Hang in there, buddy. You're about to be usurped via cuteness.

 

But Groot also represents the film’s visual acuity. The way the plant creature expands and contracts, unleashes unexpected beauty in the form of bioluminescent flowers, or offers a expectant, exuberant expression after whomping an entire room full of bad guys, shows how Guardians uses the tools in its aesthetic toolbox to convey character, not just thrills. It is a visually engaging movie, one where the robin’s egg blue of Yondu or the preternaturally clean yet colorful surroundings of the Nova Corps. make for a film that is as distinct in its palette and iconography as it is in its lightly-juvenile vibe.

That also contributes to the sense of place in the film. From the multicolored denizens of Xandar, to the hive of scum and villainy in the cranial confines of Knowhere, to the unique collection of miscreants among the Ravagers, almost from the word go, Guardians gives the viewer a sense of the ecosystem they’re stepping into. It’s a setting that stands apart from the rest of the M.C.U., offering a place where the Groots of the world are as unremarkable to the rest of the population as they are unusual.

But it’s also a place where the individuals within those somewhat conveniently found families will make sacrifices for one another. For all the triteness of Guardians’s themes, it nails the big moments when it really needs to, particularly in the third act where many bits set up earlier in the film pay off. From the group reluctantly resolving to fight Ronan, to Groot’s game-changing vocal variation and the gesture that follows, to the big, inevitable confrontation with the movie’s villain, Gunn finds a way to move the story along, but do so in a way that’s true to the rough-around-the-edges characters he’s crafted for the screen.

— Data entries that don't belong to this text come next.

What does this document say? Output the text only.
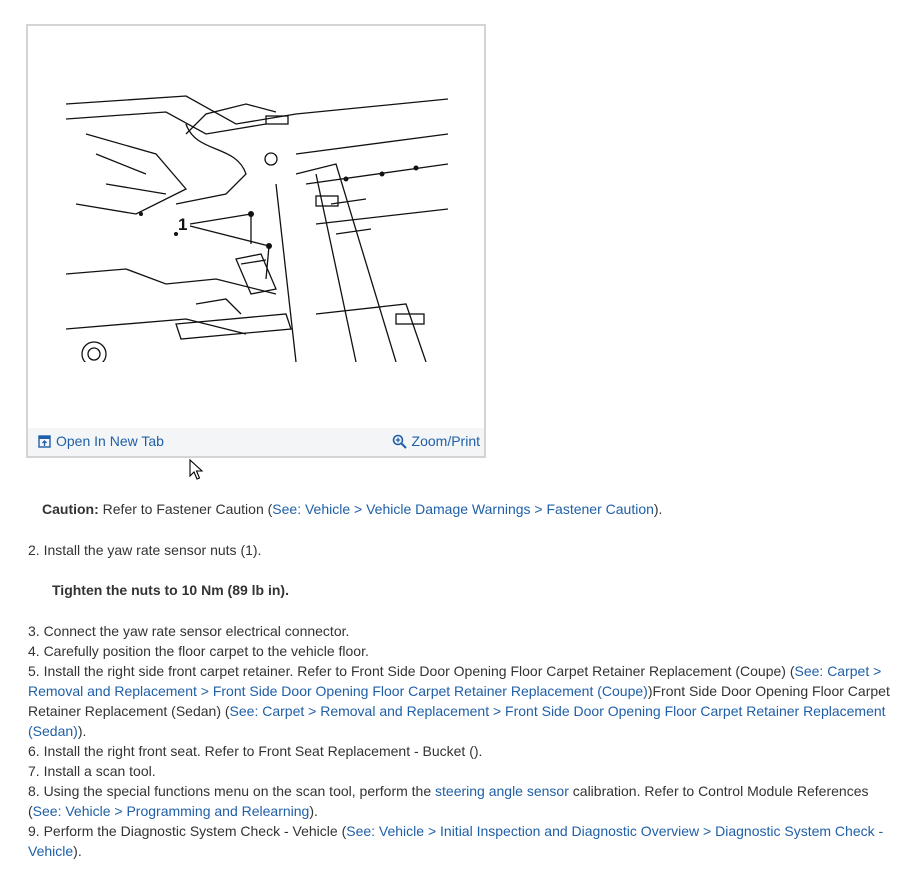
1
Open In New Tab	Zoom/Print
Caution: Refer to Fastener Caution (See: Vehicle > Vehicle Damage Warnings > Fastener Caution).
2. Install the yaw rate sensor nuts (1).
Tighten the nuts to 10 Nm (89 lb in).
3. Connect the yaw rate sensor electrical connector.
4. Carefully position the floor carpet to the vehicle floor.
5. Install the right side front carpet retainer. Refer to Front Side Door Opening Floor Carpet Retainer Replacement (Coupe) (See: Carpet > Removal and Replacement > Front Side Door Opening Floor Carpet Retainer Replacement (Coupe))Front Side Door Opening Floor Carpet Retainer Replacement (Sedan) (See: Carpet > Removal and Replacement > Front Side Door Opening Floor Carpet Retainer Replacement (Sedan)).
6. Install the right front seat. Refer to Front Seat Replacement - Bucket ().
7. Install a scan tool.
8. Using the special functions menu on the scan tool, perform the steering angle sensor calibration. Refer to Control Module References (See: Vehicle > Programming and Relearning).
9. Perform the Diagnostic System Check - Vehicle (See: Vehicle > Initial Inspection and Diagnostic Overview > Diagnostic System Check - Vehicle).
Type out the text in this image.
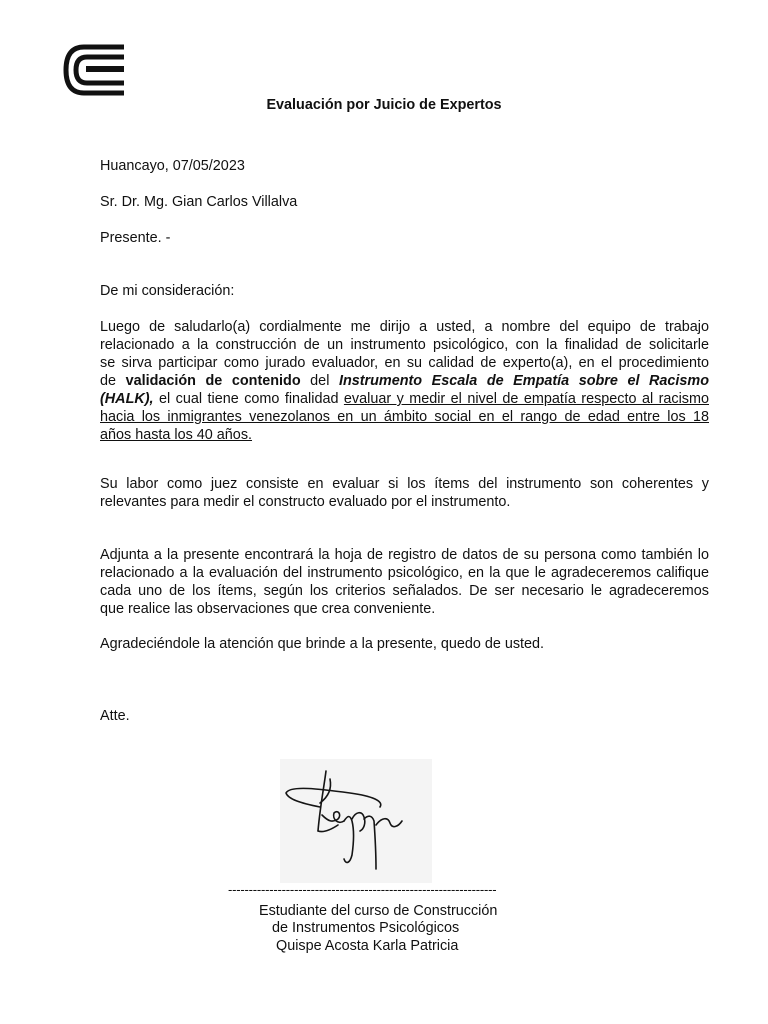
Evaluación por Juicio de Expertos
Huancayo, 07/05/2023
Sr. Dr. Mg. Gian Carlos Villalva
Presente. -
De mi consideración:
Luego de saludarlo(a) cordialmente me dirijo a usted, a nombre del equipo de trabajo
relacionado a la construcción de un instrumento psicológico, con la finalidad de solicitarle
se sirva participar como jurado evaluador, en su calidad de experto(a), en el procedimiento
de validación de contenido del Instrumento Escala de Empatía sobre el Racismo
(HALK), el cual tiene como finalidad evaluar y medir el nivel de empatía respecto al racismo
hacia los inmigrantes venezolanos en un ámbito social en el rango de edad entre los 18
años hasta los 40 años.
Su labor como juez consiste en evaluar si los ítems del instrumento son coherentes y
relevantes para medir el constructo evaluado por el instrumento.
Adjunta a la presente encontrará la hoja de registro de datos de su persona como también lo
relacionado a la evaluación del instrumento psicológico, en la que le agradeceremos califique
cada uno de los ítems, según los criterios señalados. De ser necesario le agradeceremos
que realice las observaciones que crea conveniente.
Agradeciéndole la atención que brinde a la presente, quedo de usted.
Atte.
-----------------------------------------------------------------
Estudiante del curso de Construcción
de Instrumentos Psicológicos
Quispe Acosta Karla Patricia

And if all of that should devolve into a dance contest that warrants genuine befuddlement in the midst of globe-threatening annihilation? All the better! That is the shine of Guardians of the Galaxy, a film that is content to tell a familiar story, but which adds such endearing texture, presents such charming characters, and freely belies the self-seriousness of its genre, that one cannot help but enjoy the star-blazing ride of it all.